I have come a long way since January 13, 2020, and maybe I had to go through the trauma of that day, so I could somewhat deal with Kayla's death. I know after that day in 2020 I mended my relationship with God, and I was/am reading scripture daily. I firmly believe he gave me the words to write a book, and I pray it can help someone. I write and work on Bible studies about four days a week. It seems to be the best way for me to stay grounded in the word.

But yesterday, I had to take a route home that brought back so many emotions I had the night Kayla died. I just looked at Robby and said, "I am sorry but I cannot hold back the tears." I cried for a couple of reasons, and I cannot explain adequately through words such raw emotion. It is odd because I am not one that tends to cry. I have had to fight through yesterday and today just to keep moving forward. I did not make it to church today, due to some days I cannot handle people. Even though I know that would had been the best thing for me. Just to be honest, everyone loves my husband and they love to tell me that. And I just sit there and think, 'do you not love me too?' It seems like he can do no wrong, and I am just his comical sidekick. I do not mean to have those feelings, but they surface from time to time. And if you have read my book, you understand that at times I can have low self esteem. It comes from childhood trauma, and having to fight hard for every single thing in my life. And I know some can relate to this and some cannot. Yesterday I told him I have just lost so much of my drive, and I cannot seem to muster up the determination to keep some goals and dreams going. Losing Kayla took some spirit out of me, and I wish she was here now because I need her mad marketing skills. She sure knew how to charm people. I know others feel the same way about the loss of their loved ones. This is not a pity party, but more of saying we all have bad days, and we need people to help us through.
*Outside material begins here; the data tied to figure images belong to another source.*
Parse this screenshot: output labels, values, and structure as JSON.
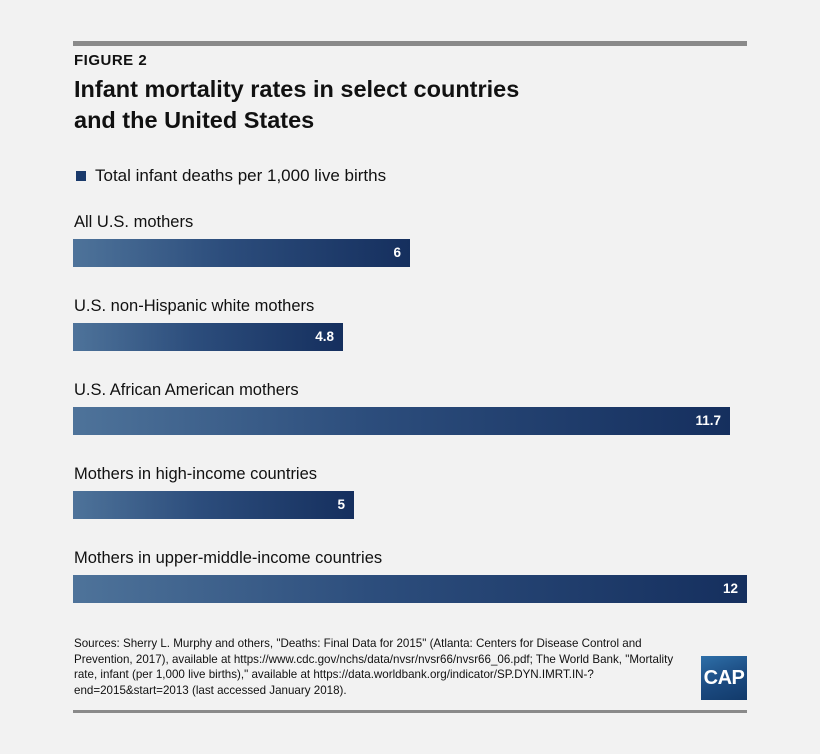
{
  "figure_label": "FIGURE 2",
  "title_line1": "Infant mortality rates in select countries",
  "title_line2": "and the United States",
  "legend_label": "Total infant deaths per 1,000 live births",
  "colors": {
    "bar_dark": "#152f5e",
    "bar_light": "#4e739a",
    "background": "#f2f2f2",
    "rule": "#8a8a8a"
  },
  "chart_data": {
    "type": "bar",
    "orientation": "horizontal",
    "categories": [
      "All U.S. mothers",
      "U.S. non-Hispanic white mothers",
      "U.S. African American mothers",
      "Mothers in high-income countries",
      "Mothers in upper-middle-income countries"
    ],
    "value_labels": [
      "6",
      "4.8",
      "11.7",
      "5",
      "12"
    ],
    "series": [
      {
        "name": "Total infant deaths per 1,000 live births",
        "values": [
          6,
          4.8,
          11.7,
          5,
          12
        ]
      }
    ],
    "xlim": [
      0,
      12
    ],
    "grid": false,
    "legend_position": "top-left"
  },
  "sources_text": "Sources: Sherry L. Murphy and others,  \"Deaths: Final Data for 2015\" (Atlanta: Centers for Disease Control and Prevention, 2017), available at https://www.cdc.gov/nchs/data/nvsr/nvsr66/nvsr66_06.pdf; The World Bank, \"Mortality rate, infant (per 1,000 live births),\" available at https://data.worldbank.org/indicator/SP.DYN.IMRT.IN-?end=2015&start=2013 (last accessed January 2018).",
  "logo_text": "CAP"
}
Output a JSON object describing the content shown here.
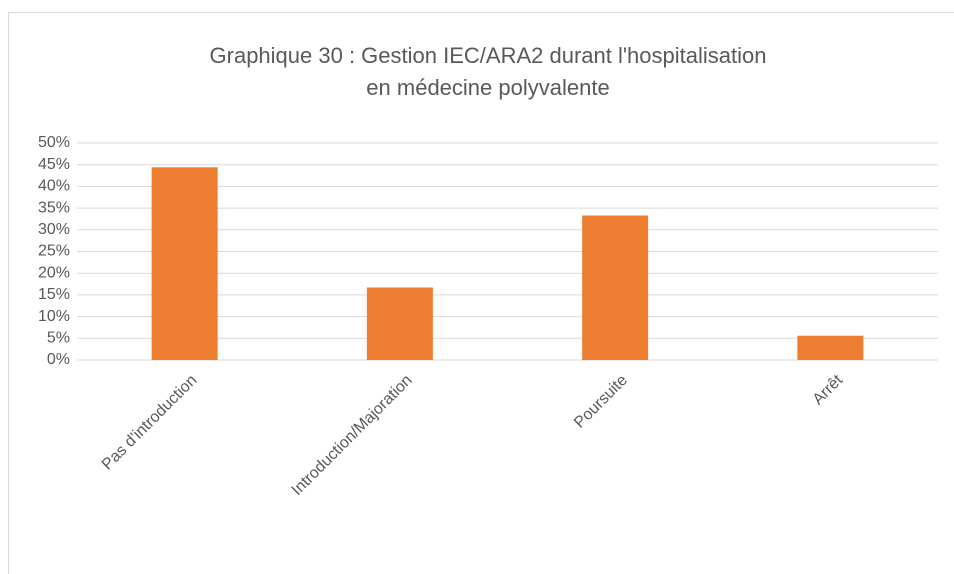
{
  "chart_data": {
    "type": "bar",
    "title": "Graphique 30 : Gestion IEC/ARA2 durant l'hospitalisation en médecine polyvalente",
    "categories": [
      "Pas d'introduction",
      "Introduction/Majoration",
      "Poursuite",
      "Arrêt"
    ],
    "values": [
      44.4,
      16.7,
      33.3,
      5.6
    ],
    "color": "#ed7d31",
    "ylim": [
      0,
      50
    ],
    "yticks": [
      {
        "value": 0,
        "label": "0%"
      },
      {
        "value": 5,
        "label": "5%"
      },
      {
        "value": 10,
        "label": "10%"
      },
      {
        "value": 15,
        "label": "15%"
      },
      {
        "value": 20,
        "label": "20%"
      },
      {
        "value": 25,
        "label": "25%"
      },
      {
        "value": 30,
        "label": "30%"
      },
      {
        "value": 35,
        "label": "35%"
      },
      {
        "value": 40,
        "label": "40%"
      },
      {
        "value": 45,
        "label": "45%"
      },
      {
        "value": 50,
        "label": "50%"
      }
    ],
    "grid": true
  }
}
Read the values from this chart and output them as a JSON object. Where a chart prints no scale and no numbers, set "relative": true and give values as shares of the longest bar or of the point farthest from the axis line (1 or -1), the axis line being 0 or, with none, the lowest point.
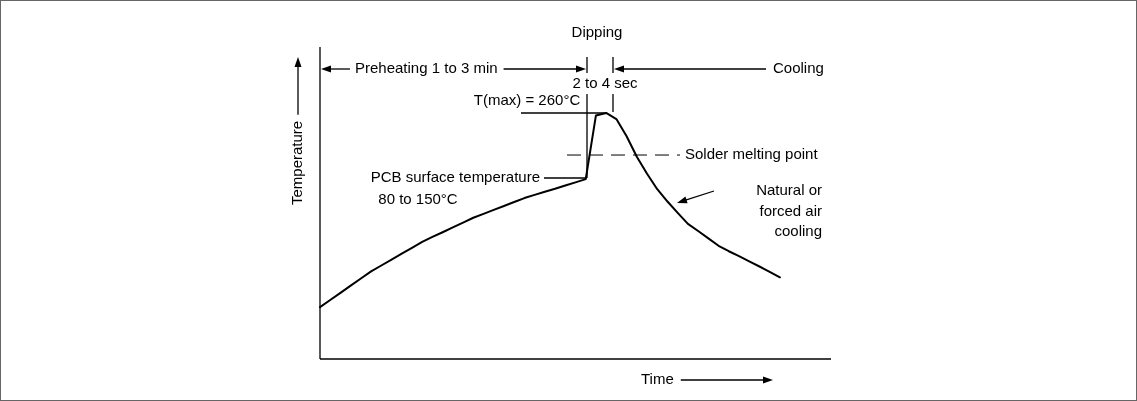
{
  "chart_data": {
    "type": "line",
    "relative": true,
    "xlabel": "Time",
    "ylabel": "Temperature",
    "marker": "none",
    "line_style": "solid",
    "categories": [
      null,
      null,
      null,
      null,
      null,
      null,
      null,
      null,
      null,
      null,
      null,
      null,
      null,
      null,
      null,
      null,
      null,
      null,
      null,
      null,
      null,
      null,
      null,
      null,
      null,
      null,
      null,
      null,
      null,
      null,
      null,
      null,
      null,
      null,
      null,
      null,
      null,
      null,
      null,
      null,
      null,
      null,
      null,
      null,
      null,
      null,
      null,
      null,
      null,
      null,
      null
    ],
    "series": [
      {
        "color": "#000000",
        "values": [
          0.211,
          0.24,
          0.269,
          0.298,
          0.327,
          0.356,
          0.38,
          0.404,
          0.428,
          0.452,
          0.476,
          0.496,
          0.515,
          0.535,
          0.554,
          0.574,
          0.59,
          0.606,
          0.622,
          0.638,
          0.654,
          0.667,
          0.68,
          0.692,
          0.705,
          0.718,
          0.731,
          0.99,
          1,
          0.975,
          0.905,
          0.822,
          0.753,
          0.69,
          0.64,
          0.594,
          0.549,
          0.52,
          0.49,
          0.46,
          0.438,
          0.418,
          0.397,
          0.376,
          0.354,
          0.332,
          null,
          null,
          null,
          null,
          null
        ]
      }
    ],
    "ref_lines": [
      {
        "axis": "y",
        "value": 0.829,
        "label": "Solder melting point",
        "line_style": "dashed",
        "color": "#000000"
      }
    ],
    "annotations": [
      "Dipping",
      "Preheating 1 to 3 min",
      "2 to 4 sec",
      "Cooling",
      "T(max) = 260°C",
      "PCB surface temperature\n80 to 150°C",
      "Natural or\nforced air\ncooling"
    ]
  }
}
I have so many things that I am praying about right now, and I am literally living day to day on faith. I do not know how God will answer them, but I am trusting for the right answers. I chose not to tell some of my prayer needs, because I really need to know God's purpose for me. If some come to fruition, then I know it was done only by him. I could use so many scriptures to quote, but I would not even be able to pick just one. I would suggest for you to read a psalm a day and to start reading a New Testament book. Just read a couple of chapters a day until you finish a book. Then start another book in the NT. That is what I have been doing daily. It helps tremendously. If you could say a pray for me that would help in so many ways. And if you want me to say one for you, message me. We all have different journeys, but we all share the same emotions from time to time.

As always please keep moving forward in a positive direction. Do not let that old devil block your path. Put the armor of God on and fight.